Git Bot is a powerful assistant designed to help developers dive into unfamiliar codebases faster. By leveraging Retrieval-Augmented Generation (RAG), the app allows users to chat directly with any public GitHub repository to understand its logic, structure, and functionality.
URL Ingestion: Simply paste a public GitHub URL to begin analysis.
Automated Pipeline: Automatic cloning, parsing, and embedding generation.
Natural Language Querying: Ask questions like "Where is the authentication logic?" or "How are API errors handled?"
Context-Aware Answers: Responses are grounded in the specific code snippets retrieved from the repository.
Clone: The app clones the target repository to a local temporary directory.
Process: It filters for supported source code files and splits them into manageable chunks.
Embed: Using Hugging Face models, it converts code chunks into vector embeddings.
Store: Vectors are upserted into a Pinecone index for high-speed similarity searches.

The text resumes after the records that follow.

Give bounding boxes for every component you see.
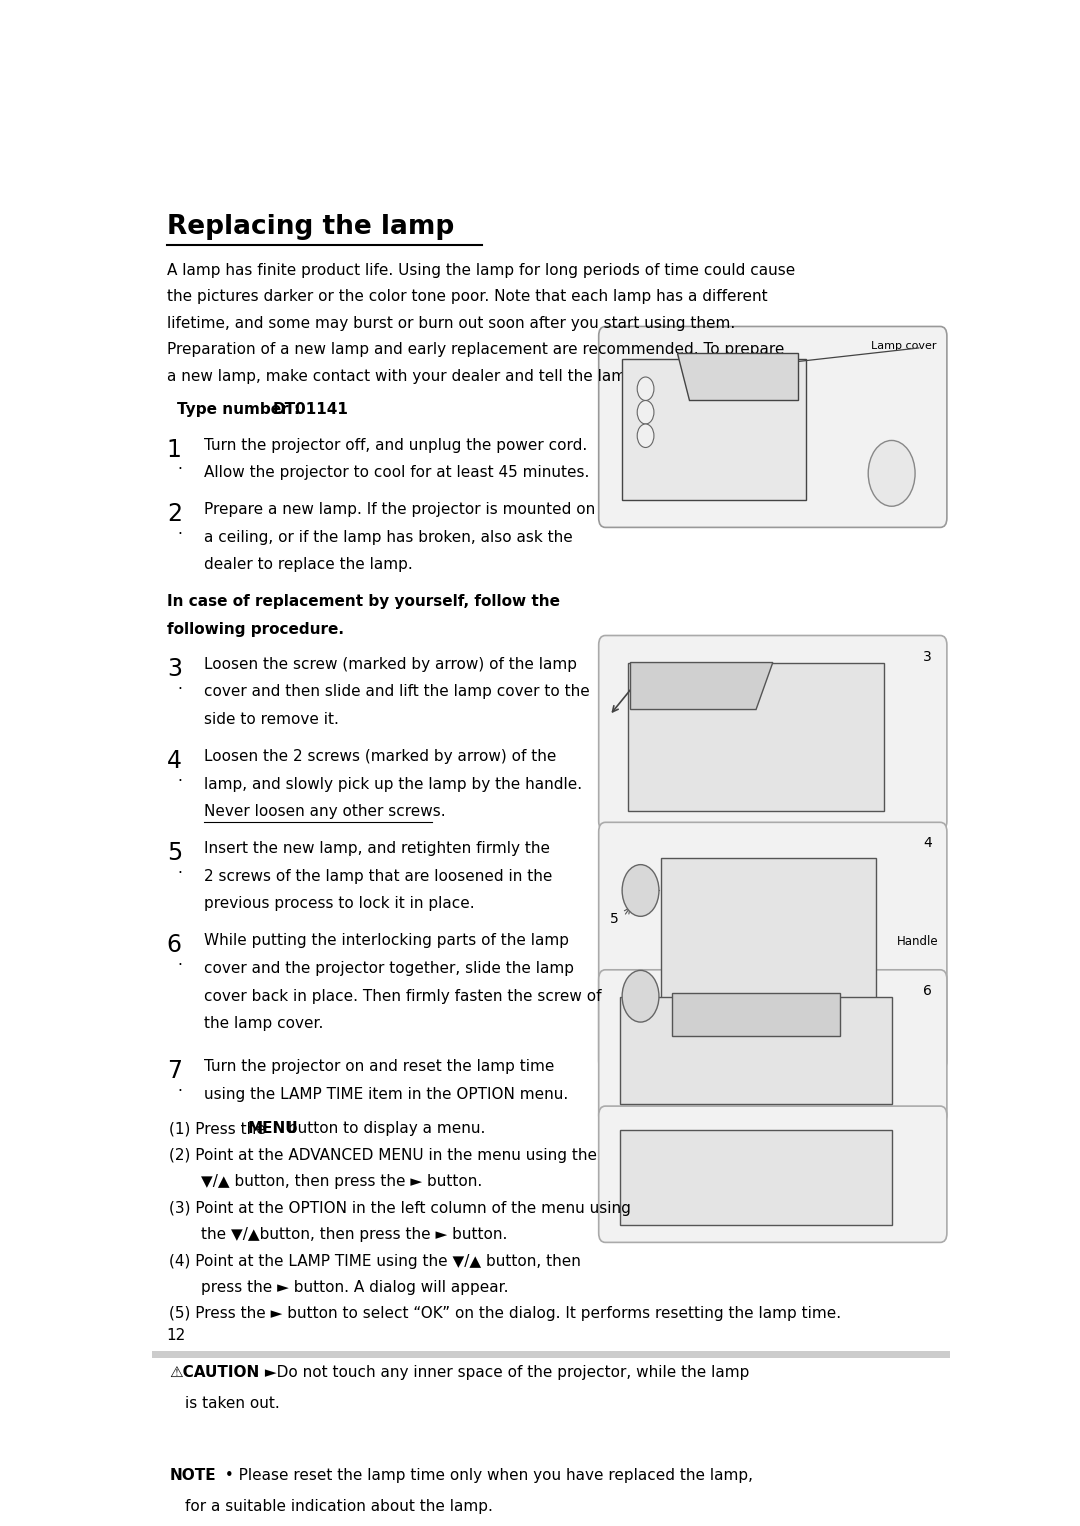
Text: MENU: MENU (247, 1122, 298, 1137)
Text: .: . (178, 954, 183, 969)
Text: lamp, and slowly pick up the lamp by the handle.: lamp, and slowly pick up the lamp by the… (204, 777, 582, 792)
Text: Loosen the 2 screws (marked by arrow) of the: Loosen the 2 screws (marked by arrow) of… (204, 749, 556, 765)
Text: (5) Press the ► button to select “OK” on the dialog. It performs resetting the l: (5) Press the ► button to select “OK” on… (170, 1306, 841, 1322)
Text: 2 screws of the lamp that are loosened in the: 2 screws of the lamp that are loosened i… (204, 868, 552, 884)
Text: Turn the projector on and reset the lamp time: Turn the projector on and reset the lamp… (204, 1059, 554, 1074)
Text: Lamp cover: Lamp cover (870, 340, 936, 351)
Text: Handle: Handle (896, 934, 939, 948)
Circle shape (622, 865, 659, 916)
Circle shape (637, 424, 654, 447)
Circle shape (868, 441, 915, 507)
FancyBboxPatch shape (146, 1445, 956, 1526)
Text: button to display a menu.: button to display a menu. (283, 1122, 486, 1137)
Text: the pictures darker or the color tone poor. Note that each lamp has a different: the pictures darker or the color tone po… (166, 290, 768, 305)
Polygon shape (622, 359, 807, 501)
Text: .: . (178, 676, 183, 691)
Text: DT01141: DT01141 (272, 403, 348, 417)
Text: the lamp cover.: the lamp cover. (204, 1016, 323, 1032)
Text: • Please reset the lamp time only when you have replaced the lamp,: • Please reset the lamp time only when y… (219, 1468, 753, 1483)
Text: Type number :: Type number : (177, 403, 306, 417)
Text: .: . (178, 861, 183, 876)
Text: for a suitable indication about the lamp.: for a suitable indication about the lamp… (186, 1499, 494, 1514)
FancyBboxPatch shape (598, 823, 947, 1070)
Text: .: . (178, 769, 183, 784)
FancyBboxPatch shape (151, 1351, 950, 1442)
Text: using the LAMP TIME item in the OPTION menu.: using the LAMP TIME item in the OPTION m… (204, 1087, 568, 1102)
Circle shape (637, 400, 654, 424)
Text: (4) Point at the LAMP TIME using the ▼/▲ button, then: (4) Point at the LAMP TIME using the ▼/▲… (170, 1253, 581, 1268)
Text: 7: 7 (166, 1059, 181, 1083)
Circle shape (637, 377, 654, 400)
FancyBboxPatch shape (598, 971, 947, 1123)
Text: (3) Point at the OPTION in the left column of the menu using: (3) Point at the OPTION in the left colu… (170, 1201, 631, 1216)
Text: previous process to lock it in place.: previous process to lock it in place. (204, 896, 474, 911)
Text: following procedure.: following procedure. (166, 623, 343, 636)
Text: ►Do not touch any inner space of the projector, while the lamp: ►Do not touch any inner space of the pro… (259, 1364, 750, 1380)
FancyBboxPatch shape (598, 327, 947, 528)
Text: cover and the projector together, slide the lamp: cover and the projector together, slide … (204, 961, 573, 977)
Text: .: . (178, 522, 183, 537)
Text: Preparation of a new lamp and early replacement are recommended. To prepare: Preparation of a new lamp and early repl… (166, 342, 784, 357)
Text: (2) Point at the ADVANCED MENU in the menu using the: (2) Point at the ADVANCED MENU in the me… (170, 1148, 597, 1163)
Text: In case of replacement by yourself, follow the: In case of replacement by yourself, foll… (166, 594, 559, 609)
Text: A lamp has finite product life. Using the lamp for long periods of time could ca: A lamp has finite product life. Using th… (166, 262, 795, 278)
Text: press the ► button. A dialog will appear.: press the ► button. A dialog will appear… (201, 1280, 509, 1296)
Text: NOTE: NOTE (170, 1468, 216, 1483)
Polygon shape (673, 993, 840, 1036)
Text: the ▼/▲button, then press the ► button.: the ▼/▲button, then press the ► button. (201, 1227, 508, 1242)
Circle shape (622, 971, 659, 1022)
Text: dealer to replace the lamp.: dealer to replace the lamp. (204, 557, 413, 572)
Text: 5: 5 (609, 911, 619, 926)
Text: Prepare a new lamp. If the projector is mounted on: Prepare a new lamp. If the projector is … (204, 502, 595, 517)
Text: a new lamp, make contact with your dealer and tell the lamp type number.: a new lamp, make contact with your deale… (166, 369, 743, 383)
Text: Insert the new lamp, and retighten firmly the: Insert the new lamp, and retighten firml… (204, 841, 550, 856)
FancyBboxPatch shape (620, 1129, 892, 1225)
FancyBboxPatch shape (661, 858, 876, 1047)
Text: While putting the interlocking parts of the lamp: While putting the interlocking parts of … (204, 934, 569, 948)
Text: is taken out.: is taken out. (186, 1396, 280, 1410)
Text: 4: 4 (923, 836, 932, 850)
Text: 6: 6 (166, 934, 181, 957)
Text: ⇨⊕: ⇨⊕ (882, 465, 901, 476)
Text: 1: 1 (166, 438, 181, 461)
Polygon shape (631, 662, 773, 710)
Text: 5: 5 (166, 841, 183, 865)
Text: 4: 4 (166, 749, 181, 772)
Text: Turn the projector off, and unplug the power cord.: Turn the projector off, and unplug the p… (204, 438, 586, 453)
Text: a ceiling, or if the lamp has broken, also ask the: a ceiling, or if the lamp has broken, al… (204, 530, 572, 545)
Text: 2: 2 (166, 502, 181, 526)
Text: 3: 3 (923, 650, 932, 664)
Text: Never loosen any other screws.: Never loosen any other screws. (204, 804, 445, 819)
Text: ⚠CAUTION: ⚠CAUTION (170, 1364, 259, 1380)
FancyBboxPatch shape (620, 996, 892, 1103)
Text: cover back in place. Then firmly fasten the screw of: cover back in place. Then firmly fasten … (204, 989, 602, 1004)
Text: Loosen the screw (marked by arrow) of the lamp: Loosen the screw (marked by arrow) of th… (204, 656, 577, 671)
Text: ▼/▲ button, then press the ► button.: ▼/▲ button, then press the ► button. (201, 1173, 483, 1189)
Text: 12: 12 (166, 1328, 186, 1343)
Text: .: . (178, 458, 183, 473)
FancyBboxPatch shape (598, 1106, 947, 1242)
Text: .: . (178, 1079, 183, 1094)
FancyBboxPatch shape (598, 635, 947, 830)
Polygon shape (676, 354, 798, 400)
Text: Replacing the lamp: Replacing the lamp (166, 214, 454, 240)
Text: Allow the projector to cool for at least 45 minutes.: Allow the projector to cool for at least… (204, 465, 589, 481)
Text: cover and then slide and lift the lamp cover to the: cover and then slide and lift the lamp c… (204, 684, 590, 699)
Text: lifetime, and some may burst or burn out soon after you start using them.: lifetime, and some may burst or burn out… (166, 316, 735, 331)
FancyBboxPatch shape (627, 662, 885, 810)
Text: 6: 6 (923, 984, 932, 998)
Text: 3: 3 (166, 656, 181, 681)
Text: side to remove it.: side to remove it. (204, 711, 338, 726)
Text: (1) Press the: (1) Press the (170, 1122, 271, 1137)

Retrieve & Generate: When a user queries, the system finds the most relevant code and passes it to the Groq-hosted LLM to generate an answer.
- Interface: Streamlit
- Embeddings: Hugging Face Sentence Transformers
- Vector Database: Pinecone
- LLM Inference: Groq API
- Framework: LangChain
Prerequisites
- Python 3.9+
- A Pinecone API Key
- A Groq API Key
Installation
- Clone this project:
git clone [https://github.com/your-username/git-bot.git](https://github.com/your-username/git-bot.git) cd git-bot
- Install dependencies:
pip install -r requirements.txt
- Create a .env file in the root directory:
PINECONE_API_KEY=your_pinecone_key GROQ_API_KEY=your_groq_key
- Run the App:
streamlit run app.py
Enter the URL of any public GitHub repository.
Wait for the status indicator to show that the repository has been indexed.
Start asking questions in the chat interface!
This project was built to explore practical developer tools powered by LLMs and to make large codebases easier to navigate and understand.